Detail on the terms and fair value of the Company’s interest rate derivatives designated as cash flow hedges outstanding as of December 31, 2025 is as follows:

Fair Value
Effective DateMaturity DateSwapped Variable RateFixed RateNotional AmountAssetsLiabilities
5/1/20237/26/20271 Month SOFR3.5890 %$100,000 $— $(460)
5/1/20237/26/20271 Month SOFR3.5950 %75,000 — (352)
5/1/20237/26/20271 Month SOFR3.5930 %25,000 — (117)
7/26/20247/26/20271 Month SOFR4.0767 %100,000 — (1,208)
7/26/20247/26/20271 Month SOFR4.0770 %100,000 — (1,208)
7/26/20247/26/20271 Month SOFR4.0767 %50,000 — (604)
7/26/20247/26/20271 Month SOFR4.0770 %50,000 — (604)
$500,000 $— $(4,553)

All of the Company's outstanding interest rate swap and interest rate lock agreements for the periods presented were designated as cash flow hedges of interest rate risk. The fair value of the Company’s interest rate derivatives is determined using market standard valuation techniques, including discounted cash flow analyses, on the expected cash flows of each derivative. These analyses reflect the contractual terms of the derivative, including the period to maturity, and use observable market-based inputs, including interest rate curves and implied volatility. These inputs are classified as Level 2 of the fair value hierarchy. The effective portion of changes in the fair value of derivatives designated as cash flow hedges is recognized in Other comprehensive income (loss) on the Company's unaudited Condensed Consolidated Statements of Comprehensive Income and is reclassified into earnings as interest expense in the period that the hedged transaction affects earnings.
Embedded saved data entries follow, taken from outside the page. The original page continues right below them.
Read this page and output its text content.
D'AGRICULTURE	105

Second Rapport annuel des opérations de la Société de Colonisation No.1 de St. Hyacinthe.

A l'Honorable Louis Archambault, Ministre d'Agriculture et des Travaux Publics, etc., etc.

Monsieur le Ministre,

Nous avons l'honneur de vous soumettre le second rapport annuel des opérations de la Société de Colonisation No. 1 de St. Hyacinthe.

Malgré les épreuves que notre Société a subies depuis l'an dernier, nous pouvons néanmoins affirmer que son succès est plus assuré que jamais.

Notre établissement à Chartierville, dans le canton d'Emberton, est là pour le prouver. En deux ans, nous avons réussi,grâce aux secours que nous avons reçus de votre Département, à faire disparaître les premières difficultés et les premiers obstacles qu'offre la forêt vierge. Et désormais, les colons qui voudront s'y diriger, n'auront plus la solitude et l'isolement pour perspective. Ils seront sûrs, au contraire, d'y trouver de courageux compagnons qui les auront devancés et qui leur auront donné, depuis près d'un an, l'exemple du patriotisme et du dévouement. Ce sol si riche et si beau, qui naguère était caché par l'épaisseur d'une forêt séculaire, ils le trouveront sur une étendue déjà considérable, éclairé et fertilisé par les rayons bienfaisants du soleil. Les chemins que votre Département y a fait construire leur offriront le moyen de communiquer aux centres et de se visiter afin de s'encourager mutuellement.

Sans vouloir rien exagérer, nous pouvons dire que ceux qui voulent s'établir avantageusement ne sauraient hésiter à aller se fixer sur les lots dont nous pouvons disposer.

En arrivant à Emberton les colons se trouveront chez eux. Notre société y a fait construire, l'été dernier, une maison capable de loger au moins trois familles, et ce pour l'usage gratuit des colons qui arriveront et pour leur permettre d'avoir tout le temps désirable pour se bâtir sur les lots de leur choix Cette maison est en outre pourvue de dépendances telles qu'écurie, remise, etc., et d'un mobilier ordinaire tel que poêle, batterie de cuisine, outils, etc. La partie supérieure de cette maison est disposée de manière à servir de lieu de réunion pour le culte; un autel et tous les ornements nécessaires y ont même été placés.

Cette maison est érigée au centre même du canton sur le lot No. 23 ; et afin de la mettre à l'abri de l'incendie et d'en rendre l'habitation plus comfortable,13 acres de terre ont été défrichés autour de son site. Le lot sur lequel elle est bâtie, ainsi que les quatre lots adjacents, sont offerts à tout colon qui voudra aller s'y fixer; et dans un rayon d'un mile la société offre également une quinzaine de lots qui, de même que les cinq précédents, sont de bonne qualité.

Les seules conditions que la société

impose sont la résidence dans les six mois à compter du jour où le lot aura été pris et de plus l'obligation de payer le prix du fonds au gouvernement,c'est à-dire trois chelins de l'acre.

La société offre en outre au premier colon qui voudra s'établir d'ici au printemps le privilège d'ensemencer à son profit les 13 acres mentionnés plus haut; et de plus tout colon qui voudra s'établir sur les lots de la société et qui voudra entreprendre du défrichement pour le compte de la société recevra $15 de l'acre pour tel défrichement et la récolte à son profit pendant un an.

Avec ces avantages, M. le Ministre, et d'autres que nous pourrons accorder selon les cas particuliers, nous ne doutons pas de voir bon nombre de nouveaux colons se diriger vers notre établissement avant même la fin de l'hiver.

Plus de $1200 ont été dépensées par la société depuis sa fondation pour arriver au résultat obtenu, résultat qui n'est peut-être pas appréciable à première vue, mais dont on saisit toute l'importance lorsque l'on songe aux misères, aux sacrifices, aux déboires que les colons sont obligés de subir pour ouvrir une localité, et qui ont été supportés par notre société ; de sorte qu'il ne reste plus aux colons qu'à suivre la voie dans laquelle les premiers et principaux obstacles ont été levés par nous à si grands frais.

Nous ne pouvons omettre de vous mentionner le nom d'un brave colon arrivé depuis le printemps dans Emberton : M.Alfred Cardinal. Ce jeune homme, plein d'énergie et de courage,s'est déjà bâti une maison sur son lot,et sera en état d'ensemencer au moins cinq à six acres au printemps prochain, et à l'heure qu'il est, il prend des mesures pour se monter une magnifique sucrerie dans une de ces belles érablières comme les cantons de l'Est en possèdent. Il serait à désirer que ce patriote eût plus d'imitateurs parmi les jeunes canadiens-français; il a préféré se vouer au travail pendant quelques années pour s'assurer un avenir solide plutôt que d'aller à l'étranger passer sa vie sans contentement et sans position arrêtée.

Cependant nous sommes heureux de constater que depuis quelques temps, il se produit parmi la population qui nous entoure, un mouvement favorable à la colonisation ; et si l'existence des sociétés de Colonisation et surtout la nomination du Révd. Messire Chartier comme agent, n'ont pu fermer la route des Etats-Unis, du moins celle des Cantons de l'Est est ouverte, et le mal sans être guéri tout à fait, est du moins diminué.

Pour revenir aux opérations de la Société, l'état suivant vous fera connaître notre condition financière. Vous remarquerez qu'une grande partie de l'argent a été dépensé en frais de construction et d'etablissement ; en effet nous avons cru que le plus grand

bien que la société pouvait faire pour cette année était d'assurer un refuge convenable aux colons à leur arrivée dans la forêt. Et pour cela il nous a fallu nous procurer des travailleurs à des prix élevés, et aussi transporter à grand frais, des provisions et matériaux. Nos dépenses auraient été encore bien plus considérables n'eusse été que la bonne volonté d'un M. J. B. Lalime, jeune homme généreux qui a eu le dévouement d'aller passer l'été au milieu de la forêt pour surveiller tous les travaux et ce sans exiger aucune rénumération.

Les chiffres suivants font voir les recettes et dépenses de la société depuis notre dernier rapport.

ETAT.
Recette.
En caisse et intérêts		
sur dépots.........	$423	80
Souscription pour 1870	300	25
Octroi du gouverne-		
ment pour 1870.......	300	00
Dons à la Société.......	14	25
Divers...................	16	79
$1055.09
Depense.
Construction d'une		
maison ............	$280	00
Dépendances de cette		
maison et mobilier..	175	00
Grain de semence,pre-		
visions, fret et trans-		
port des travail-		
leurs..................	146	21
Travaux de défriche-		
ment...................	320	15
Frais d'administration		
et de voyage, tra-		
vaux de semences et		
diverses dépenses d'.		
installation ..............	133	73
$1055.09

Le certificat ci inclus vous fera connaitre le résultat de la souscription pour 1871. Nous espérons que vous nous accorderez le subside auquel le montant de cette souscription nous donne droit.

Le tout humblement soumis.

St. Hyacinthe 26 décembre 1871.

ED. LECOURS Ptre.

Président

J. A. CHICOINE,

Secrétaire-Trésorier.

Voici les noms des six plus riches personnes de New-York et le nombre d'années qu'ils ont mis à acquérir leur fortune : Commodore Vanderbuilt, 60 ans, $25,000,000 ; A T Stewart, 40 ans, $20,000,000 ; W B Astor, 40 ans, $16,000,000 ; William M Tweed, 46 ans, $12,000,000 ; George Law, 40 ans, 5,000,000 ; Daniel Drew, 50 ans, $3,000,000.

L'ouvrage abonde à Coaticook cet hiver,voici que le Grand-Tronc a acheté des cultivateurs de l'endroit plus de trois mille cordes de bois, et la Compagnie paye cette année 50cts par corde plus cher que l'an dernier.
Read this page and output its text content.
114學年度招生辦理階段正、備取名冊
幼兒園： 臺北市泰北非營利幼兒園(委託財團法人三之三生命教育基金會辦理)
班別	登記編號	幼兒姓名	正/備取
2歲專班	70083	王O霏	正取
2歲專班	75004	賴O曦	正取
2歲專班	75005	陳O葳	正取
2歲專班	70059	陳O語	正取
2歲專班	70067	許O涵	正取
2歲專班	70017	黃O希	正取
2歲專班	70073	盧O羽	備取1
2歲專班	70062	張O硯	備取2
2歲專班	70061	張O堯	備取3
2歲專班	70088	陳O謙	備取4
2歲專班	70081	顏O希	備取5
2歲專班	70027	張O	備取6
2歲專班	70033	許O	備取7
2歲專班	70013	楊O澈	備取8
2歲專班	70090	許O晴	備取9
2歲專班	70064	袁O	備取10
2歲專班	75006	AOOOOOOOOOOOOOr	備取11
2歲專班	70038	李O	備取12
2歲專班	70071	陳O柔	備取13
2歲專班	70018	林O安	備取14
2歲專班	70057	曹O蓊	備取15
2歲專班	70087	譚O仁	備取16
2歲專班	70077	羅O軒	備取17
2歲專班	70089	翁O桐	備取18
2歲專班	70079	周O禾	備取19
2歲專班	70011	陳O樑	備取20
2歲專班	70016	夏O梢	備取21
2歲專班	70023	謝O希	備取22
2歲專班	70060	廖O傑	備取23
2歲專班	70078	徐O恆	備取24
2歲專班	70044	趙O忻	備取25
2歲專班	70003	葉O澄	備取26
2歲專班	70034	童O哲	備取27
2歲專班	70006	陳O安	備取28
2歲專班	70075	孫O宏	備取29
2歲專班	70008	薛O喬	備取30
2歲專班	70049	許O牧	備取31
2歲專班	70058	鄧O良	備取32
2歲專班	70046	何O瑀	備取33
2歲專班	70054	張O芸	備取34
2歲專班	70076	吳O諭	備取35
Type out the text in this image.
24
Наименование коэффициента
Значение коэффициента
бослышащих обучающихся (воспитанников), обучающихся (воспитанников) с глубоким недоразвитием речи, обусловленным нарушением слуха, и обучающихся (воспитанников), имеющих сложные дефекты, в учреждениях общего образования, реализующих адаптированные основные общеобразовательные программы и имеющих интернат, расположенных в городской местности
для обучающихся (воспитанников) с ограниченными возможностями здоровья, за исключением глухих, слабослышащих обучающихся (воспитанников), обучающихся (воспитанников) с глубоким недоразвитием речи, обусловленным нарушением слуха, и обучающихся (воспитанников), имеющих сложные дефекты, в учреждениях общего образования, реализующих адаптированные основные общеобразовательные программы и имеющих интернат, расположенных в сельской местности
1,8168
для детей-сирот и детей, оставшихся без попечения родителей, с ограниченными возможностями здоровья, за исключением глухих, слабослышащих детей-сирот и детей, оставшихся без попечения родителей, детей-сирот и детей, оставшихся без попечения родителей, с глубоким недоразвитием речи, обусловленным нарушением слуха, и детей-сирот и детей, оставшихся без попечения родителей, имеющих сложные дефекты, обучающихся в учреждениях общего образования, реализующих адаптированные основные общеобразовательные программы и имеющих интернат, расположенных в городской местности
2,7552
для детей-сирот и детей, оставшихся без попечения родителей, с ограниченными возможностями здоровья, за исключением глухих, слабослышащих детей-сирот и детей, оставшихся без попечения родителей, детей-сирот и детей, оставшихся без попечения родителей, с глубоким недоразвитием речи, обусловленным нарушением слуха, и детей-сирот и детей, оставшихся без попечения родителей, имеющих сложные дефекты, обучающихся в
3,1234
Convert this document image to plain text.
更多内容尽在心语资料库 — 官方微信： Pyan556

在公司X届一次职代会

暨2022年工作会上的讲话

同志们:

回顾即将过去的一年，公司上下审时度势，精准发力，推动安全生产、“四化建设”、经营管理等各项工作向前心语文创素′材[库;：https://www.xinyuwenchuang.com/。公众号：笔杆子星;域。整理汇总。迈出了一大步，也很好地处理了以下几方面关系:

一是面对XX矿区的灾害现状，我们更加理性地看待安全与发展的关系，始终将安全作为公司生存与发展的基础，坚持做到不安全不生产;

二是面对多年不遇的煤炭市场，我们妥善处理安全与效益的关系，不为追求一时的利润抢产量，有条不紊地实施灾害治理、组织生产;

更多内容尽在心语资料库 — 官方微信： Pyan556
The effective portion of the Company’s interest rate derivatives that was recognized on the Company’s unaudited Condensed Consolidated Statements of Comprehensive Income for the three months ended March 31, 2026 and 2025 is as follows:

Derivatives in Cash Flow Hedging Relationships
(Interest Rate Derivatives)
Three Months Ended March 31,
20262025
Change in unrealized gain (loss) on interest rate swaps$7,727 $(3,566)
Amortization (Accretion) of interest rate swaps to interest expense69 (736)
Change in unrealized gain (loss) on interest rate swaps, net$7,796 $(4,302)

The Company estimates that $0.5 million will be reclassified from Accumulated other comprehensive income as an increase to Interest expense over the next twelve months. No gain or loss was recognized related to hedge
ineffectiveness or to amounts excluded from effectiveness testing on the Company’s cash flow hedges during the three months ended March 31, 2026 and 2025.

Non-Designated (Mark-to-Market) Hedges of Interest Rate Risk
The Company does not use derivatives for trading or speculative purposes. As of March 31, 2026 and December 31, 2025, the Company did not have any non-designated hedges.

Credit-risk-related Contingent Features
The Company has agreements with its derivative counterparties that contain provisions whereby if the Company defaults on certain of its indebtedness and the indebtedness has been accelerated by the lender, then the Company could also be declared in default on its derivative obligations. If the Company was to be declared in default on its derivative contracts, it would be required to settle its obligations under such agreements at their termination value, including accrued interest.